The politician­s are about to get a break. Kind of. A rare two-week recess starts next week, meaning it’s back to the electorate, meeting voters, thinking about the future, and about the past. Before that break let’s take a look back at the week that was.

■ A bouquet to whoever in National decided not to make an issue of the Speaker’s plan for a new Parliament building. It would be easy for an Opposition to make some hay out of tens of millions being spent on a new building to house the privileged, but Parliament truly does need a new building – for years we’ve been renting an office block for millions from a foreign landlord and now that building is out of use, MPs are crammed into the library, ministers down the corridor from reporters, and staff are working offsite.
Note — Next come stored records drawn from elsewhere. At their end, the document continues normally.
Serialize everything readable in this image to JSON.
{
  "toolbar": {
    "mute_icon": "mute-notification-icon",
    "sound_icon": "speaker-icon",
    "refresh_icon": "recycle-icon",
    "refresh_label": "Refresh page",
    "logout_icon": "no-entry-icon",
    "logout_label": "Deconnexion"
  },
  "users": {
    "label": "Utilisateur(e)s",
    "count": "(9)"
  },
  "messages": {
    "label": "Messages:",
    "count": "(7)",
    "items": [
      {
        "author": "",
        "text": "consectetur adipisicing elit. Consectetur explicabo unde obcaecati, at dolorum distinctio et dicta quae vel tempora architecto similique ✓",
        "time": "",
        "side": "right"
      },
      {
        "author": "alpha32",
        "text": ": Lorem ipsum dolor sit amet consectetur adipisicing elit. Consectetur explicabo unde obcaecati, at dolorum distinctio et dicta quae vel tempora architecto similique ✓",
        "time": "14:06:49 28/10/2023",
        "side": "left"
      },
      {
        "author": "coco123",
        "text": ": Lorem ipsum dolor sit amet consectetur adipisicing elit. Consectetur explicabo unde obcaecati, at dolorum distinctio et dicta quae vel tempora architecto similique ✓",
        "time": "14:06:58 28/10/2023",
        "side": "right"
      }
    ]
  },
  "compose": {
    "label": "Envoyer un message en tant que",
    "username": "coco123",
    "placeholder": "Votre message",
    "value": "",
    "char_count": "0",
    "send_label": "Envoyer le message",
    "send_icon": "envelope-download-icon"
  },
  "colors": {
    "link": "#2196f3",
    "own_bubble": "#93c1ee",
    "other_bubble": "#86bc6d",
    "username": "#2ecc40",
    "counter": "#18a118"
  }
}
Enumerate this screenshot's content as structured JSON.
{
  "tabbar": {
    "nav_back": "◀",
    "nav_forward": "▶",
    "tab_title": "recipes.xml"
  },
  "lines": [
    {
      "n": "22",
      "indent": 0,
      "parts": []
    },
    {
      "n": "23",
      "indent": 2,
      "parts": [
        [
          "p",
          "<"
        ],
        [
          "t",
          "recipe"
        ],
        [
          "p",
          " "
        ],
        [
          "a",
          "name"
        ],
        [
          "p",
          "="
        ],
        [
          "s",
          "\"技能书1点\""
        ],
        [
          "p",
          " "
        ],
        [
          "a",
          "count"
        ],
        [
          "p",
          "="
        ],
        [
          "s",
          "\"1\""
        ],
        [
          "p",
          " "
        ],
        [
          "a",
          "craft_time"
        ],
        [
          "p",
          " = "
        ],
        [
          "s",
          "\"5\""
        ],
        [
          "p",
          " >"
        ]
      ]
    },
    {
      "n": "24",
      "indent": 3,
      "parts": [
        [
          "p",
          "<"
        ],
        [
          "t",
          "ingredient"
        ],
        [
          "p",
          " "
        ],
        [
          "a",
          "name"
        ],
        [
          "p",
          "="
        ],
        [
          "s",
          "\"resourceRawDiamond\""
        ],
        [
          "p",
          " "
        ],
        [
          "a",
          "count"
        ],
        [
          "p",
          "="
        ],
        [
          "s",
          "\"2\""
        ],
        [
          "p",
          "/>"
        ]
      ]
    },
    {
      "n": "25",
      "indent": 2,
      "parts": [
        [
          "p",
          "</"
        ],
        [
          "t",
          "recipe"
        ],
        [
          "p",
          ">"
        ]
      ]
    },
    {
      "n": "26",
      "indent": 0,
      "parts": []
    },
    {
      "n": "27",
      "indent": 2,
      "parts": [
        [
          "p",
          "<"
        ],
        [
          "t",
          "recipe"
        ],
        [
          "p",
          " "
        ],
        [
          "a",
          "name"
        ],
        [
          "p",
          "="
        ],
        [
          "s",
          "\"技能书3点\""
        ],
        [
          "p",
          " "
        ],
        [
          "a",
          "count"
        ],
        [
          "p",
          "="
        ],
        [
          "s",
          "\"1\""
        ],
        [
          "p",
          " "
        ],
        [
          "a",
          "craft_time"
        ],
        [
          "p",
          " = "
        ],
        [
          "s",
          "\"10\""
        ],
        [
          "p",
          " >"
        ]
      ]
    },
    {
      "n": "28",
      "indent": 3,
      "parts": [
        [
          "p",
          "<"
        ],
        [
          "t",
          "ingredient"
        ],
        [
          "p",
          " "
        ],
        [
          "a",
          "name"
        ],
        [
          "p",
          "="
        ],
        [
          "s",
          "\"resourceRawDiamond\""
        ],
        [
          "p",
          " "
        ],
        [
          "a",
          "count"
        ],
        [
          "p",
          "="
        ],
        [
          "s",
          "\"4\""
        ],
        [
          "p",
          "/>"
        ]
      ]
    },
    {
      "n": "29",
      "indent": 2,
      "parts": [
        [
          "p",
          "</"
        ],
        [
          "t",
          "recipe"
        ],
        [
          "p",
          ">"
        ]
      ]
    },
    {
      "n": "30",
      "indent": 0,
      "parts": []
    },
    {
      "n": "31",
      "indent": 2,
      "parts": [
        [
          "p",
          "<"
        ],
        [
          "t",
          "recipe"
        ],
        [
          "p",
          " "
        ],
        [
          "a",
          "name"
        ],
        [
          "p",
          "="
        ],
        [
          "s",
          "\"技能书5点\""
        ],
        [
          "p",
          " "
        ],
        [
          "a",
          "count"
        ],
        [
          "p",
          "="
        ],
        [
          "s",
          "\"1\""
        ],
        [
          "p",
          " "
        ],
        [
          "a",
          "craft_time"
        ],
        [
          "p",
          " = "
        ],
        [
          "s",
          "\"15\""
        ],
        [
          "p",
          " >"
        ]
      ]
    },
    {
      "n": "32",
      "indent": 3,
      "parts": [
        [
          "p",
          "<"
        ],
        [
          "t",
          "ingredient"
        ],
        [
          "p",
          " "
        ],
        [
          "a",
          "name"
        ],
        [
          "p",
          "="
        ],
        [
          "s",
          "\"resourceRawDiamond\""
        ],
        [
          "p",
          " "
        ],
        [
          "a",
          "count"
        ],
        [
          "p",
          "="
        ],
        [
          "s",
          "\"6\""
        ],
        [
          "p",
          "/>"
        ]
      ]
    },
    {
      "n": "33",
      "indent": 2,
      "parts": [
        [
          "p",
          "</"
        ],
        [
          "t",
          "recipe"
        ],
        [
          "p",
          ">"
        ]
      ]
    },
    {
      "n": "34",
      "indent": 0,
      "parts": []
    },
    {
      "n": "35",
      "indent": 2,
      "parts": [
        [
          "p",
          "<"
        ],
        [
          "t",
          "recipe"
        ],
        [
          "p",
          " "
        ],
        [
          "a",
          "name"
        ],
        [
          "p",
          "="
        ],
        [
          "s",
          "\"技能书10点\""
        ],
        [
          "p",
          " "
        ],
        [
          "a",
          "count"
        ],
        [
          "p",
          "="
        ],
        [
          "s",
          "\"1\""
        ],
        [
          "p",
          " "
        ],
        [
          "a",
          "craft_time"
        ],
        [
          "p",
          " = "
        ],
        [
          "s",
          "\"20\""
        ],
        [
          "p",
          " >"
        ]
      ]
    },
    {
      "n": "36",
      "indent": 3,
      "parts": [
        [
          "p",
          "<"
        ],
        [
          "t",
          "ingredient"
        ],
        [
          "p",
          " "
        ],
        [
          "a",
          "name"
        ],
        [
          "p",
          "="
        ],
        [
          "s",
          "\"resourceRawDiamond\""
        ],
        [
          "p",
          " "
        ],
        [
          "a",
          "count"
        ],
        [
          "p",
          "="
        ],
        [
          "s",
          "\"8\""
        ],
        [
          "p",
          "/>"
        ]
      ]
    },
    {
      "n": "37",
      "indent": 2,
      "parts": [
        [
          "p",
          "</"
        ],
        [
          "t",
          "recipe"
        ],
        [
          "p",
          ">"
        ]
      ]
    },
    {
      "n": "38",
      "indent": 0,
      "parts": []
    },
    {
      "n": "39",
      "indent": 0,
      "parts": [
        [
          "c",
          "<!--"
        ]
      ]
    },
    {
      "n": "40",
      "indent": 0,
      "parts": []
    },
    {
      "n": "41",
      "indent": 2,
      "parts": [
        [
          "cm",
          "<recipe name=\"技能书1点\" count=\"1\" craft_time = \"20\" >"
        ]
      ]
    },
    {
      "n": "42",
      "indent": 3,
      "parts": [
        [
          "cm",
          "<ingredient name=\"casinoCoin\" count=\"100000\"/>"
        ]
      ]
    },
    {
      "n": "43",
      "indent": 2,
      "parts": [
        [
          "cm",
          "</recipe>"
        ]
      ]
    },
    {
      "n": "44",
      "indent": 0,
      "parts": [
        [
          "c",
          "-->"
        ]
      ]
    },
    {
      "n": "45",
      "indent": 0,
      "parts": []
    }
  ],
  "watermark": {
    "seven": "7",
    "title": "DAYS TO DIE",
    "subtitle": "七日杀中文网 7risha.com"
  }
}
The taxpayer will save money in the long run, and National will be back in Government in the long run, too.

■ Speaking of the new buildings, reporters decided to use some of our precious time with MPs on Tuesday to ask them for a ‘‘wishlist’’ for the new digs. This may seem silly, but you learn a lot about MPs from such exercises. Chris Bishop was bold enough to say he wanted better coffee, always a risk when the people who make his coffee at Copperfiel­ds may hear about these comments. Matt Doocey said he wanted a group hug room for when things got bad – obviously the National caucus room doesn’t quite cut it. Simon Bridges wanted the Billiards Room back – not because he ever really used it, but more because he liked the idea of it. On the Labour side, Chris Hipkins earned a collective groan when he said he had enough fun just doing his job in the Beehive, while Grant Robertson suggested jacuzzis for every press gallery office. That would be a fairly big upgrade, given several of them don’t even have windows right now.

■ Finally we will give the ‘‘not quite, Dad’’ award to National’s Todd McClay for praising the last National government in a press release for enabling the ‘‘Lord of the Rings sequels’’ to be filmed here. The dreadful Hobbit series he is presumably referring to was, in fact, a prequel.